Die Unterkirnacher Mühle ist der Renner bei Touristen und Gästen aus der Region, arbeitet sie doch mit einer aufwendigen, ausgefeilten Technik.
Wenn Gemeinderat Rolf Weißer eine der zahlreichen Führungen übernimmt, hat er eine Fülle an detailreichen Informationen zu berichten. So erläutert er, dass im Innenraum alle Kammräder und Ritzel sechs Speichen haben. Das Wasserrad außen an der Mühle ist überdacht, was nicht bei allen Mühlen der Fall gewesen sei. Das Rad drehe sich 2,5 mal in der Minute, erklärt Weißer, bevor es zurück in die Mühle geht. In dieser Mühle sei das Getriebe wesentlich aufwendiger hergestellt worden als in den Hofmühlen, was auch belege, dass die Anlage für einen dauerhaften Betrieb gebaut worden sei.
Zwei Mahlsteine
Die Mühle hat zwei Mahlsteine. Um das Aufsprengen des Läufersteins durch die Fliehkräfte zu verhindern, habe die Badische Mühlenordnung von 1822 vorgeschrieben, dass der Läuferstein mit zwei Eisenreifen umgeben werden müsse, erklärt Weißer. Die Steine konnten nicht aus jedem Material hergestellt werden. Nicht so günstig sei der Sandstein gewesen, da er Steinmehl bilde. Daher habe man erkannt, dass Steine aus quarzreichen Buntsandsteinen besser waren. Im Wieselbachtal gebe es einen Platz, an dem diese Steine gewonnen wurden.
Das Getreide, das geerntet wurde, musste irgendwo gelagert werden – bei dieser Mühle im Erdgeschoss in Säcken.

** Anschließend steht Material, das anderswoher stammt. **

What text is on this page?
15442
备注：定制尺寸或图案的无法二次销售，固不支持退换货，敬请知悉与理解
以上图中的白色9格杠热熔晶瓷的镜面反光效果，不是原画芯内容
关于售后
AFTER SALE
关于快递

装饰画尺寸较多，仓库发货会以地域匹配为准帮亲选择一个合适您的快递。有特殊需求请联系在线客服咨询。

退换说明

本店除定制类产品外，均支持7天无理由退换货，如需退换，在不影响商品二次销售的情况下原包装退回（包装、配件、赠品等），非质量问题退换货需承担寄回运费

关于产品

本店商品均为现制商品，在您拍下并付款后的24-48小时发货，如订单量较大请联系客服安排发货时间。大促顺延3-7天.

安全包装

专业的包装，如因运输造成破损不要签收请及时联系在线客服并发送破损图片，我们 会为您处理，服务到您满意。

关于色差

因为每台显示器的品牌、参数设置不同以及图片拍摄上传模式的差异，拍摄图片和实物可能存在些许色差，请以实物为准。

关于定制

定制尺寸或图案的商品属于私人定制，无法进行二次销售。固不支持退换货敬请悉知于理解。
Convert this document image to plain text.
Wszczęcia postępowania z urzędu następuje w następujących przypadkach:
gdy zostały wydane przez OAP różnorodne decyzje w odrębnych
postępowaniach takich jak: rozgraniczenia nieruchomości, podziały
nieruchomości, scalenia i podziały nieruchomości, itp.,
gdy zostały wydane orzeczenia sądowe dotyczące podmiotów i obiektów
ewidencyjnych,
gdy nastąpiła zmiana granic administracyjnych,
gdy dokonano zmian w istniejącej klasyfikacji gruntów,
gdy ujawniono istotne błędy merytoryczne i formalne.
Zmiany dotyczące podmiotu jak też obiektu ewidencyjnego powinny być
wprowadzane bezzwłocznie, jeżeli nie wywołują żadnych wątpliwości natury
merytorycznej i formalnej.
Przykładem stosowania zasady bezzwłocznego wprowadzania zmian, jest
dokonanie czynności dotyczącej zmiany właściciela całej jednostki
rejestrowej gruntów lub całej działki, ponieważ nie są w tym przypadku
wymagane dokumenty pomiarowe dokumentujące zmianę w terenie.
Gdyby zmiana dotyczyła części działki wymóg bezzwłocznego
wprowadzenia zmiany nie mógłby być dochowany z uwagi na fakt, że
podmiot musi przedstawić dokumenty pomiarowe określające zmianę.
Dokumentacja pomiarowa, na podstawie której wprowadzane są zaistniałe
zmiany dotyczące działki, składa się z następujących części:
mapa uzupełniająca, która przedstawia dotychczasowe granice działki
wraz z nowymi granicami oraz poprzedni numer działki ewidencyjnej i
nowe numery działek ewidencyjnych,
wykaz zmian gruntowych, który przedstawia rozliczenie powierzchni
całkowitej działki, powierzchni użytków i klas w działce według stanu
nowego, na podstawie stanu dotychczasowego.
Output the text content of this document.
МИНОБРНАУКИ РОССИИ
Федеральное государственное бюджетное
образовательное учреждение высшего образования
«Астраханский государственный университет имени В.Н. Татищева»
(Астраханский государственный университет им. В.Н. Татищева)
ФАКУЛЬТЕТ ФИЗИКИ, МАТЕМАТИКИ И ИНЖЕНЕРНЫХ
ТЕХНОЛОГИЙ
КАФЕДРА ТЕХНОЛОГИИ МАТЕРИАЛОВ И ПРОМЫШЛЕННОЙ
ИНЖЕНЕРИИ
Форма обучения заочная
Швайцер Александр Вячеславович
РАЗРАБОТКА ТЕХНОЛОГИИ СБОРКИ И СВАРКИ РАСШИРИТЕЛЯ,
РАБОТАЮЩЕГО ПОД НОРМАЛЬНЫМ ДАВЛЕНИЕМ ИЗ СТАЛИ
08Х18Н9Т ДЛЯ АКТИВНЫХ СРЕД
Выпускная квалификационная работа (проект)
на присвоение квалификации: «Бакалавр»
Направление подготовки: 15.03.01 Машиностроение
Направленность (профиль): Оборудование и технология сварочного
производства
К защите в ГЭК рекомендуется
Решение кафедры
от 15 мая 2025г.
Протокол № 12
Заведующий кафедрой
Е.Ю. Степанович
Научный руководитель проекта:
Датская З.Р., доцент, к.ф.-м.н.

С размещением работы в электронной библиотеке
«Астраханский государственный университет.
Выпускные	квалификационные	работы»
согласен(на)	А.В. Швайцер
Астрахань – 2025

Da die Fruchtkammer sich unter dem Dach befindet, gibt es in der Mühle einen mittels Riemen betriebenen Aufzug, mit dem die Säcke nach oben transportiert wurden. Dieser Aufzug wurde manchmal als Personenaufzug missbraucht, was schon zu schweren Unfällen geführt habe, betonte Weißer.
Nichts soll verloren gehen
Die Kornzuführung geschieht über den Trichter, der Rüttelstuhl ist das Gestell für das Aufsetzen des Trimmels, darunter befindet sich der Rüttelschuh zum Dosieren des Mahlgutes. Der Riemen führt auch nach unten zum Kleiekotzer. Das Mehl rieselt durch das Seidengaze des Sechskanters in den Mehlkasten. Am Ende des Sechskanters tritt das grobe Mahlgut durch den Kleiekotzer. Damit nichts verloren geht, wird die Kleie entfernt, und noch grobe Getreidekörner werden gesammelt und noch einmal in den Trimmel verfrachtet.
Die Mühle wird bei allen Führungen laufen gelassen, wobei es immer wieder heißt: Finger weg von allen beweglichen Teilen. Sich in den Trichter zu hängen zwecks besserer Sicht sollte auch unterlassen werden – man denke nur daran, was aus Max und Moritz geworden war.
Führungen
Wer sich für Führungen interessiert, kann sich an das Tourismusbüro wenden. Es können auch Sonderführungen gebucht werden. Zudem gibt es historische Führungen, bei denen Schauspieler aus Unterkirnach und Villingen sich weniger dem Mahlen widmen, als der Streiterei um das schöne Müllersfräulein. Wenn es wieder früher dunkel wird, gibt es auch eine Gänsehaut-Führung mit Mühlengeistern.